|ZFIN ID: ZDB-PUB-031031-19|
Imaging brain development and organogenesis in zebrafish using immobilized embryonic explants
Langenberg, T., Brand, M., and Cooper, M.S.
|Source:||Developmental dynamics : an official publication of the American Association of Anatomists 228(3): 464-474 (Journal)|
|Registered Authors:||Brand, Michael, Cooper, Mark S., Langenberg, Tobias|
|Keywords:||blastoderm, explant, organotypic culture, yolk cell, yolk syncytial layer, confocal imaging, GFP, transgenic fish, stem cells|
|PubMed:||14579384 Full text @ Dev. Dyn.|
Langenberg, T., Brand, M., and Cooper, M.S. (2003) Imaging brain development and organogenesis in zebrafish using immobilized embryonic explants. Developmental dynamics : an official publication of the American Association of Anatomists. 228(3):464-474.

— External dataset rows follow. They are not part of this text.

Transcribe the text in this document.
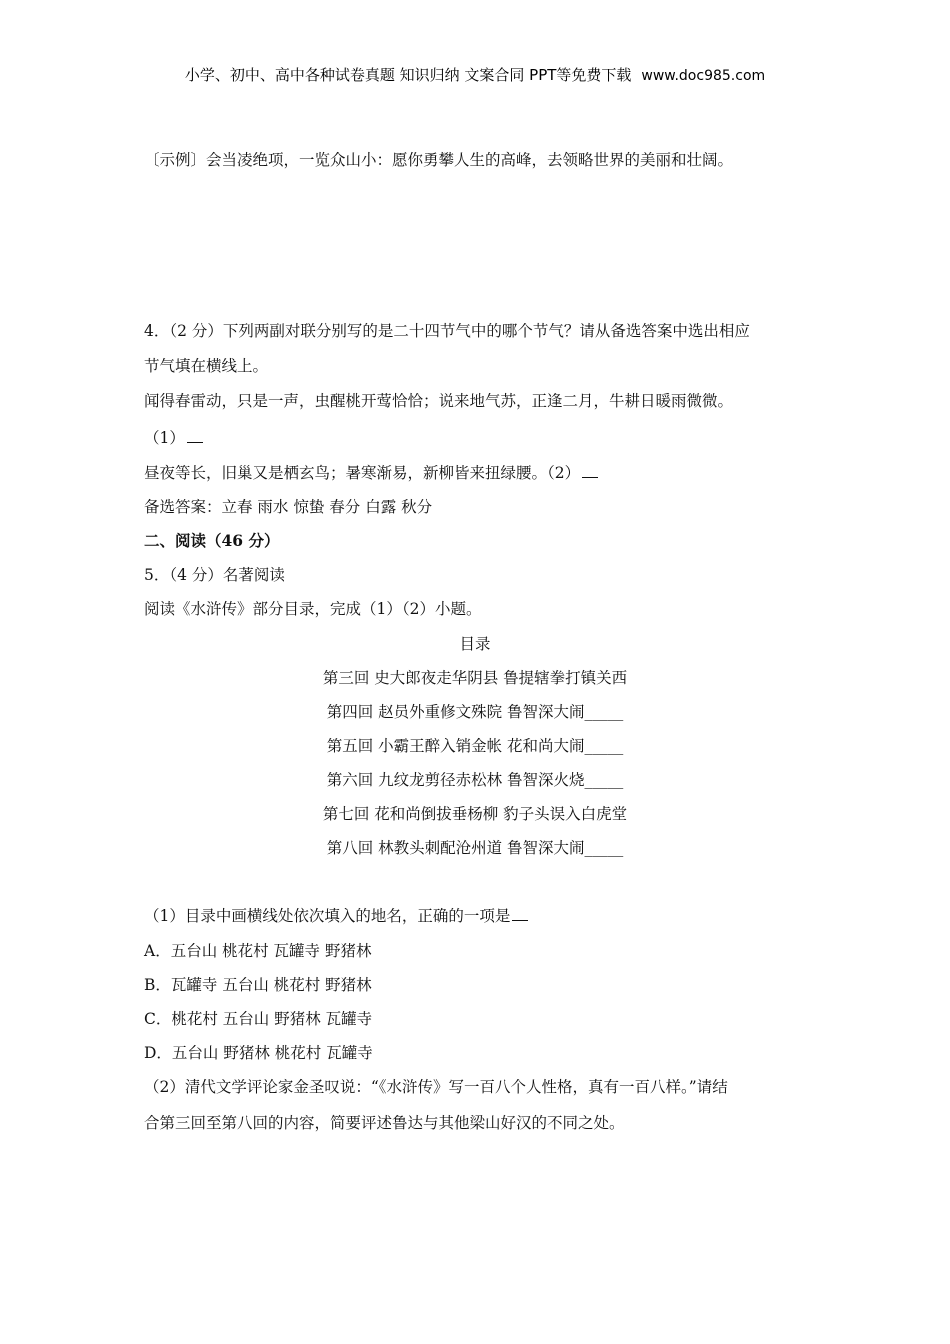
小学、初中、高中各种试卷真题 知识归纳 文案合同 PPT等免费下载 www.doc985.com
〔示例〕会当凌绝项，一览众山小：愿你勇攀人生的高峰，去领略世界的美丽和壮阔。
4．（2 分）下列两副对联分别写的是二十四节气中的哪个节气？请从备选答案中选出相应
节气填在横线上。
闻得春雷动，只是一声，虫醒桃开莺恰恰；说来地气苏，正逢二月，牛耕日暖雨微微。
（1）
昼夜等长，旧巢又是栖玄鸟；暑寒渐易，新柳皆来扭绿腰。（2）
备选答案：立春 雨水 惊蛰 春分 白露 秋分
二、阅读（46 分）
5．（4 分）名著阅读
阅读《水浒传》部分目录，完成（1）（2）小题。
目录
第三回 史大郎夜走华阴县 鲁提辖拳打镇关西
第四回 赵员外重修文殊院 鲁智深大闹_____
第五回 小霸王醉入销金帐 花和尚大闹_____
第六回 九纹龙剪径赤松林 鲁智深火烧_____
第七回 花和尚倒拔垂杨柳 豹子头误入白虎堂
第八回 林教头刺配沧州道 鲁智深大闹_____
（1）目录中画横线处依次填入的地名，正确的一项是
A．五台山 桃花村 瓦罐寺 野猪林
B．瓦罐寺 五台山 桃花村 野猪林
C．桃花村 五台山 野猪林 瓦罐寺
D．五台山 野猪林 桃花村 瓦罐寺
（2）清代文学评论家金圣叹说：“《水浒传》写一百八个人性格，真有一百八样。”请结
合第三回至第八回的内容，简要评述鲁达与其他梁山好汉的不同之处。
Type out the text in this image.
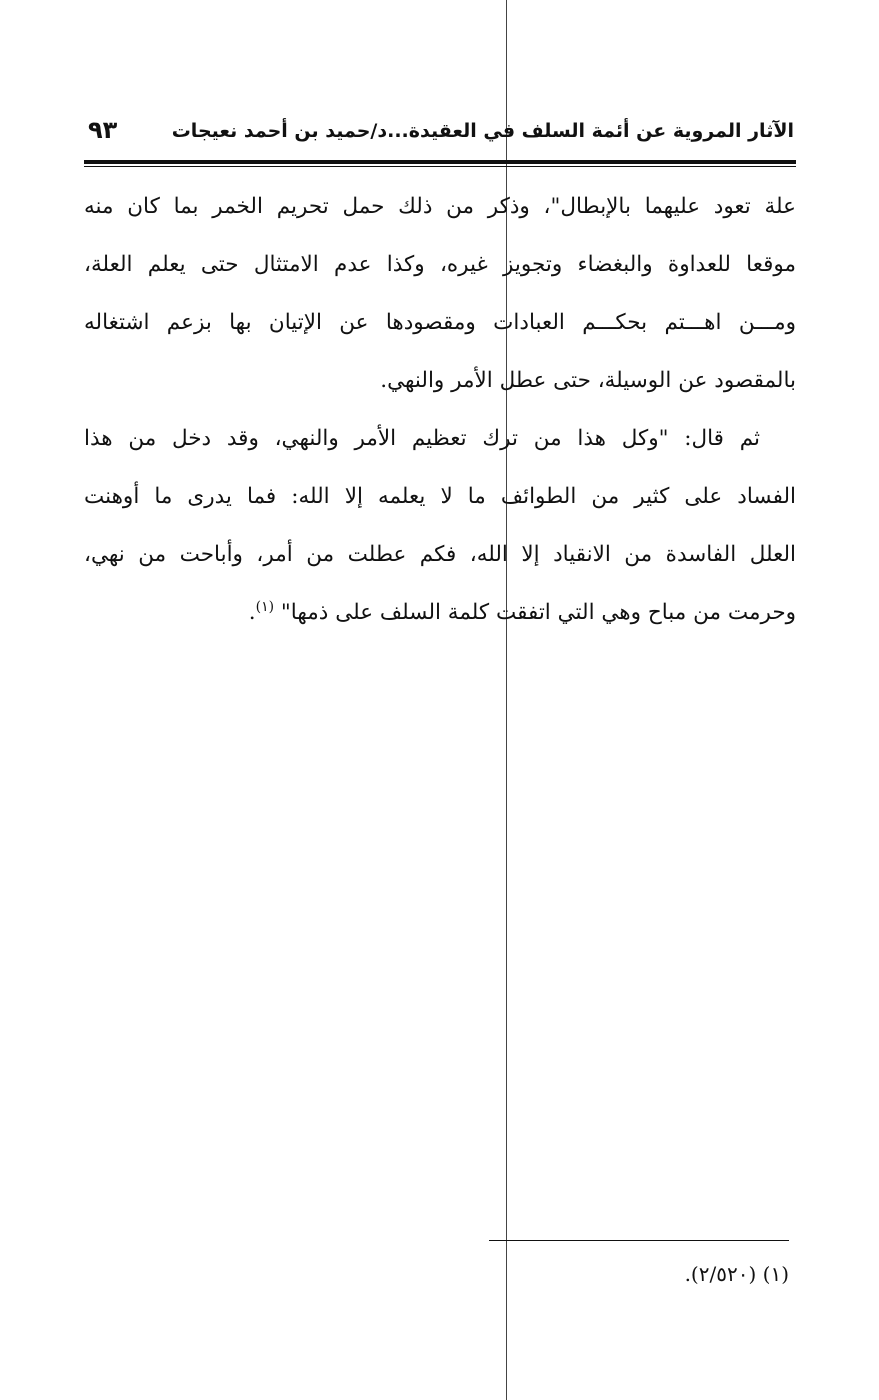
الآثار المروية عن أئمة السلف في العقيدة...د/حميد بن أحمد نعيجات
٩٣
علة تعود عليهما بالإبطال"، وذكر من ذلك حمل تحريم الخمر بما كان منه
موقعا للعداوة والبغضاء وتجويز غيره، وكذا عدم الامتثال حتى يعلم العلة،
ومـــن اهـــتم بحكـــم العبادات ومقصودها عن الإتيان بها بزعم اشتغاله
بالمقصود عن الوسيلة، حتى عطل الأمر والنهي.
ثم قال: "وكل هذا من ترك تعظيم الأمر والنهي، وقد دخل من هذا
الفساد على كثير من الطوائف ما لا يعلمه إلا الله: فما يدرى ما أوهنت
العلل الفاسدة من الانقياد إلا الله، فكم عطلت من أمر، وأباحت من نهي،
وحرمت من مباح وهي التي اتفقت كلمة السلف على ذمها" $^{(١)}$.
(١) (٢/٥٢٠).
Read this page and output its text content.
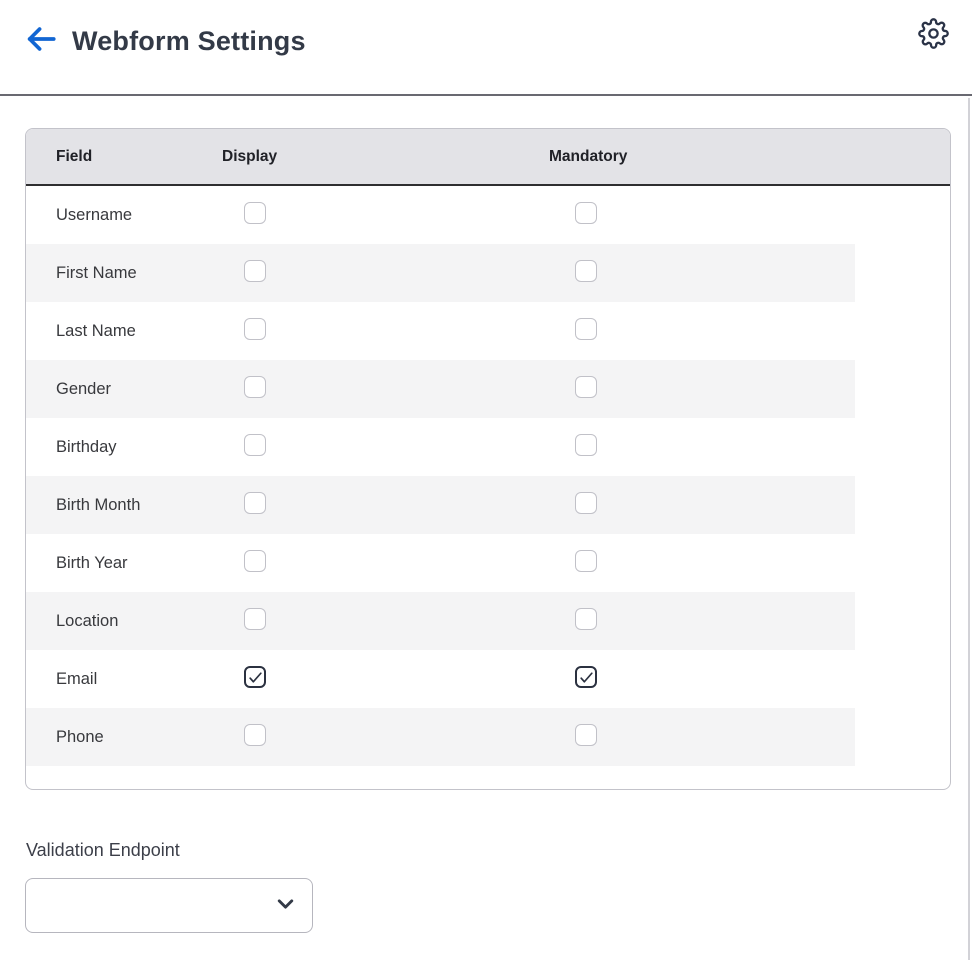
Webform Settings
Field	Display	Mandatory
Username
First Name
Last Name
Gender
Birthday
Birth Month
Birth Year
Location
Email
Phone
Validation Endpoint
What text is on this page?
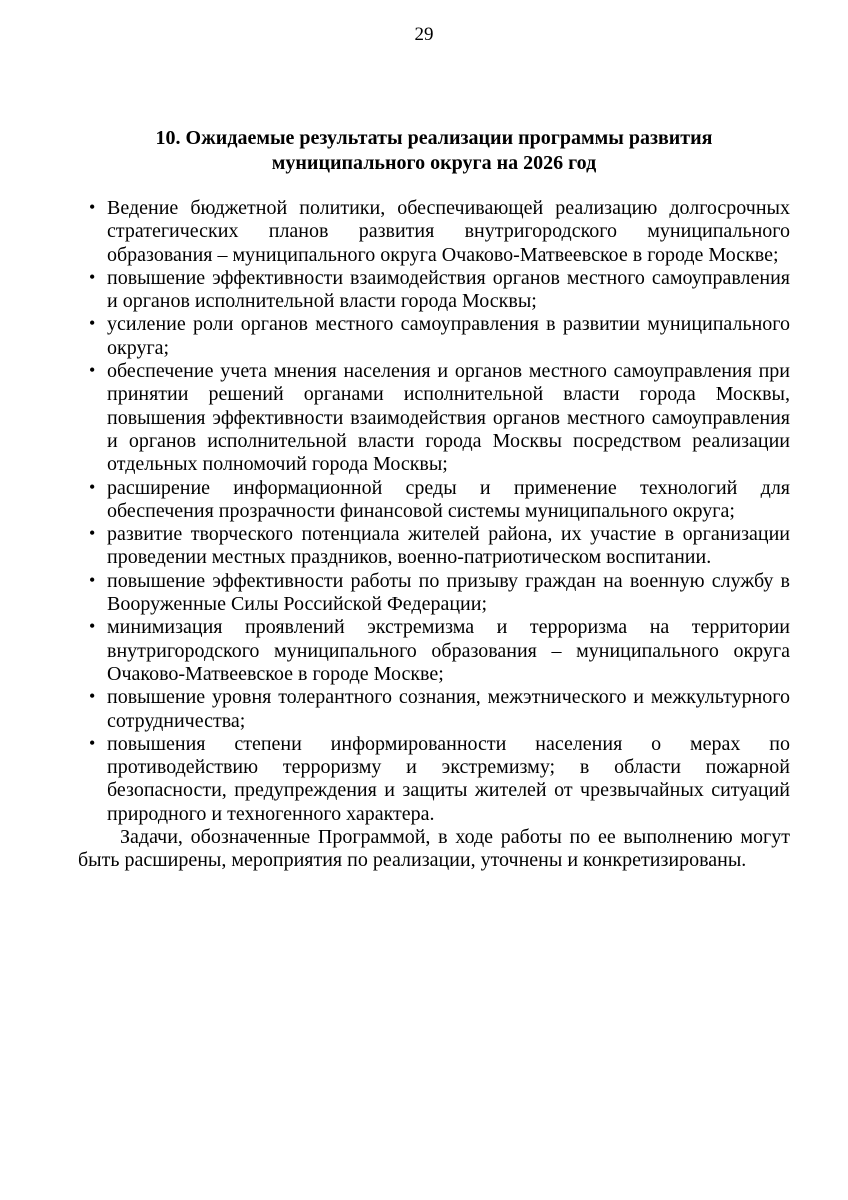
29
10. Ожидаемые результаты реализации программы развития
муниципального округа на 2026 год
• Ведение бюджетной политики, обеспечивающей реализацию долгосрочных стратегических планов развития внутригородского муниципального образования – муниципального округа Очаково-Матвеевское в городе Москве;
• повышение эффективности взаимодействия органов местного самоуправления и органов исполнительной власти города Москвы;
• усиление роли органов местного самоуправления в развитии муниципального округа;
• обеспечение учета мнения населения и органов местного самоуправления при принятии решений органами исполнительной власти города Москвы, повышения эффективности взаимодействия органов местного самоуправления и органов исполнительной власти города Москвы посредством реализации отдельных полномочий города Москвы;
• расширение информационной среды и применение технологий для обеспечения прозрачности финансовой системы муниципального округа;
• развитие творческого потенциала жителей района, их участие в организации проведении местных праздников, военно-патриотическом воспитании.
• повышение эффективности работы по призыву граждан на военную службу в Вооруженные Силы Российской Федерации;
• минимизация проявлений экстремизма и терроризма на территории внутригородского муниципального образования – муниципального округа Очаково-Матвеевское в городе Москве;
• повышение уровня толерантного сознания, межэтнического и межкультурного сотрудничества;
• повышения степени информированности населения о мерах по противодействию терроризму и экстремизму; в области пожарной безопасности, предупреждения и защиты жителей от чрезвычайных ситуаций природного и техногенного характера.

Задачи, обозначенные Программой, в ходе работы по ее выполнению могут быть расширены, мероприятия по реализации, уточнены и конкретизированы.
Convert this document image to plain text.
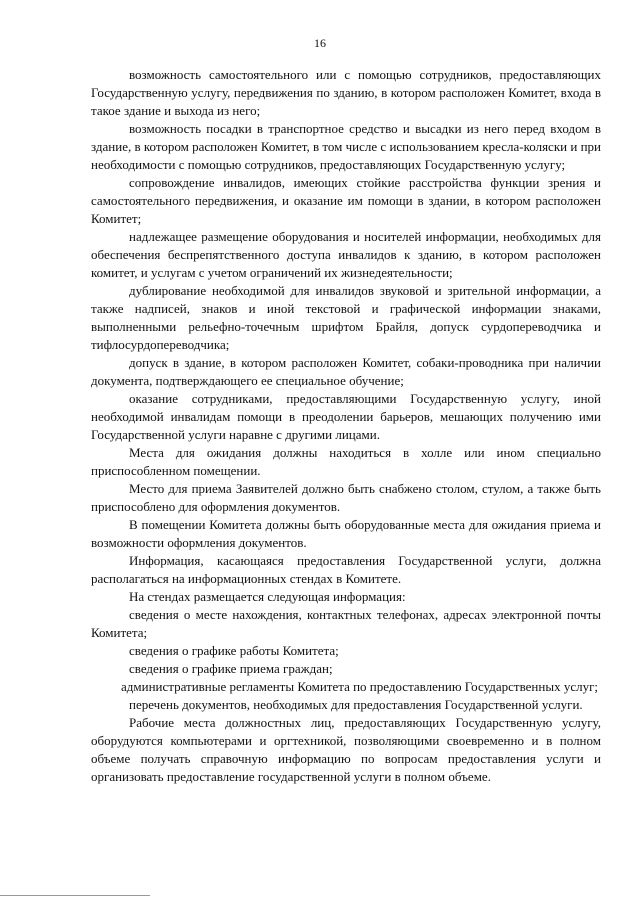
16

возможность самостоятельного или с помощью сотрудников, предоставляющих Государственную услугу, передвижения по зданию, в котором расположен Комитет, входа в такое здание и выхода из него;

возможность посадки в транспортное средство и высадки из него перед входом в здание, в котором расположен Комитет, в том числе с использованием кресла-коляски и при необходимости с помощью сотрудников, предоставляющих Государственную услугу;

сопровождение инвалидов, имеющих стойкие расстройства функции зрения и самостоятельного передвижения, и оказание им помощи в здании, в котором расположен Комитет;

надлежащее размещение оборудования и носителей информации, необходимых для обеспечения беспрепятственного доступа инвалидов к зданию, в котором расположен комитет, и услугам с учетом ограничений их жизнедеятельности;

дублирование необходимой для инвалидов звуковой и зрительной информации, а также надписей, знаков и иной текстовой и графической информации знаками, выполненными рельефно-точечным шрифтом Брайля, допуск сурдопереводчика и тифлосурдопереводчика;

допуск в здание, в котором расположен Комитет, собаки-проводника при наличии документа, подтверждающего ее специальное обучение;

оказание сотрудниками, предоставляющими Государственную услугу, иной необходимой инвалидам помощи в преодолении барьеров, мешающих получению ими Государственной услуги наравне с другими лицами.

Места для ожидания должны находиться в холле или ином специально приспособленном помещении.

Место для приема Заявителей должно быть снабжено столом, стулом, а также быть приспособлено для оформления документов.

В помещении Комитета должны быть оборудованные места для ожидания приема и возможности оформления документов.

Информация, касающаяся предоставления Государственной услуги, должна располагаться на информационных стендах в Комитете.

На стендах размещается следующая информация:

сведения о месте нахождения, контактных телефонах, адресах электронной почты Комитета;

сведения о графике работы Комитета;

сведения о графике приема граждан;

административные регламенты Комитета по предоставлению Государственных услуг;

перечень документов, необходимых для предоставления Государственной услуги.

Рабочие места должностных лиц, предоставляющих Государственную услугу, оборудуются компьютерами и оргтехникой, позволяющими своевременно и в полном объеме получать справочную информацию по вопросам предоставления услуги и организовать предоставление государственной услуги в полном объеме.
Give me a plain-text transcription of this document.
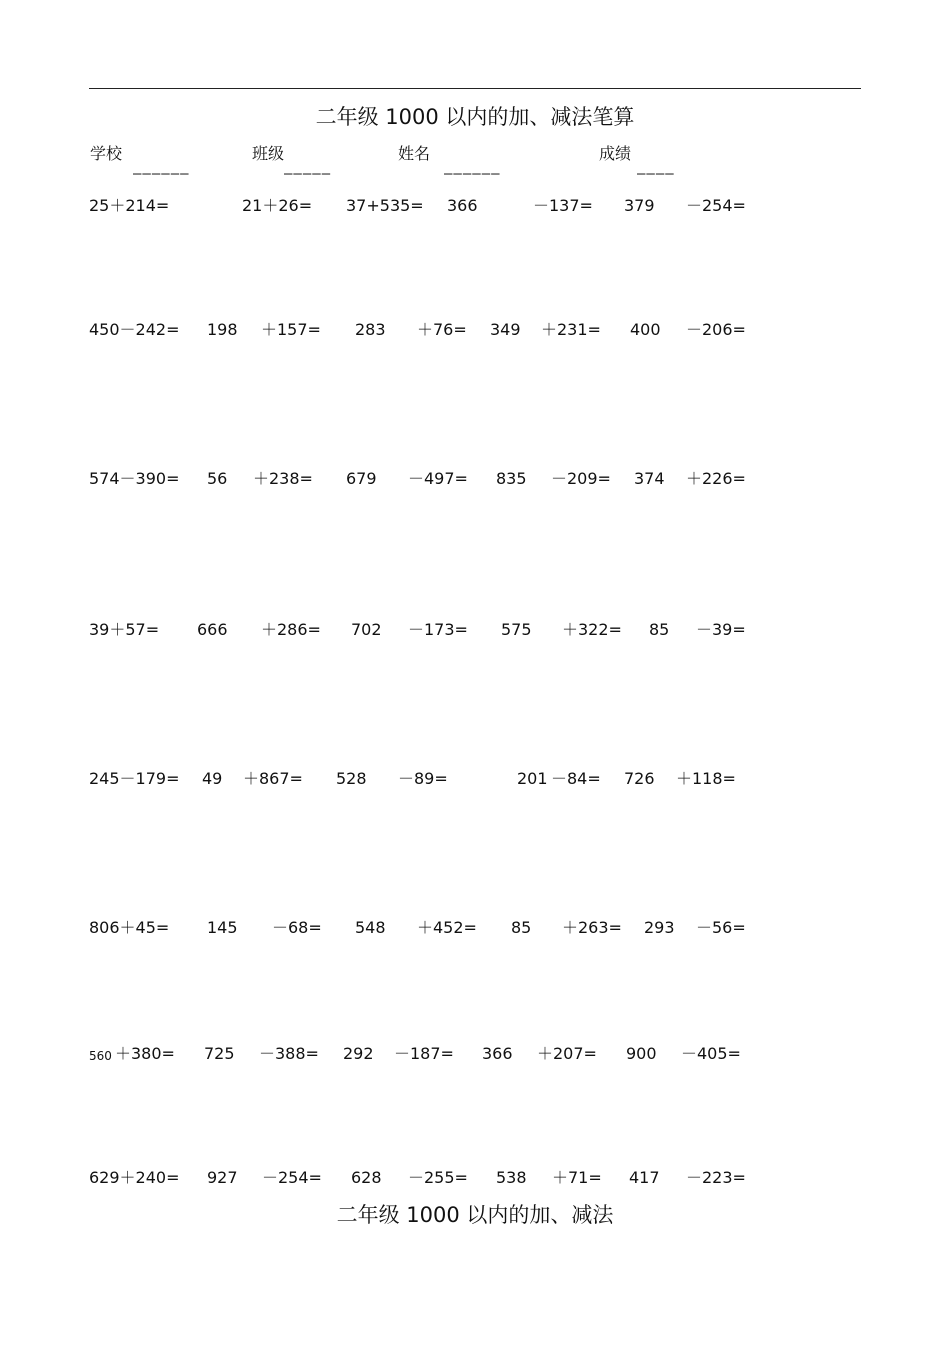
二年级 1000 以内的加、减法笔算
学校	班级	姓名	成绩
——————	—————	——————	————
25＋214=	21＋26= 37+535= 366	－137= 379 －254=
450－242= 198 ＋157= 283 ＋76= 349 ＋231= 400 －206=
574－390= 56 ＋238= 679 －497= 835 －209= 374 ＋226=
39＋57= 666 ＋286= 702 －173= 575 ＋322= 85 －39=
245－179= 49 ＋867= 528 －89=	201 －84= 726 ＋118=
806＋45= 145 －68= 548 ＋452= 85 ＋263= 293 －56=
560 ＋380= 725 －388= 292 －187= 366 ＋207= 900 －405=
629＋240= 927 －254= 628 －255= 538 ＋71= 417 －223=
二年级 1000 以内的加、减法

ABSTRACTOwing to its optical clarity and rapid rate of development, the zebrafish embryo is an ideal model system for studying the cellular mechanics of organogenesis. Unfortunately, extended time-lapse recordings of zebrafish embryos are often disrupted by the extension and straightening of the embryonic axis, as well as movement artifacts associated with developing musculature. In addition, the embryo's massive yolk cell often prevents optical access to tissues of interest. To circumvent these imaging problems, we have developed a procedure to deflate and mechanically remove the yolk cell. A "paralyzing" agent, AMP-PNP (a membrane-impermeant nonhydrolyzable analog of ATP), is first injected into the embryo's contractile yolk cell. The yolk cell is then removed using sharpened tungsten needles. Deyolked embryos, or organ rudiments explanted from them, are then immobilized on a microscope coverslip using a thin plasma clot. This plasma clot immobilization allows novel mountings of the explants so that ventral, lateral, and even cross-sectional fields of views are possible using high numerical aperture objectives. We show that isolated head rudiments undergo normal morphogenesis and gene expression for at least 1 day after being explanted into organotypic culture. These procedures can be used to study the cellular mechanics of organogenesis in "deyolked" embryos, as well as in tissues explanted from green fluorescent protein transgenic animals.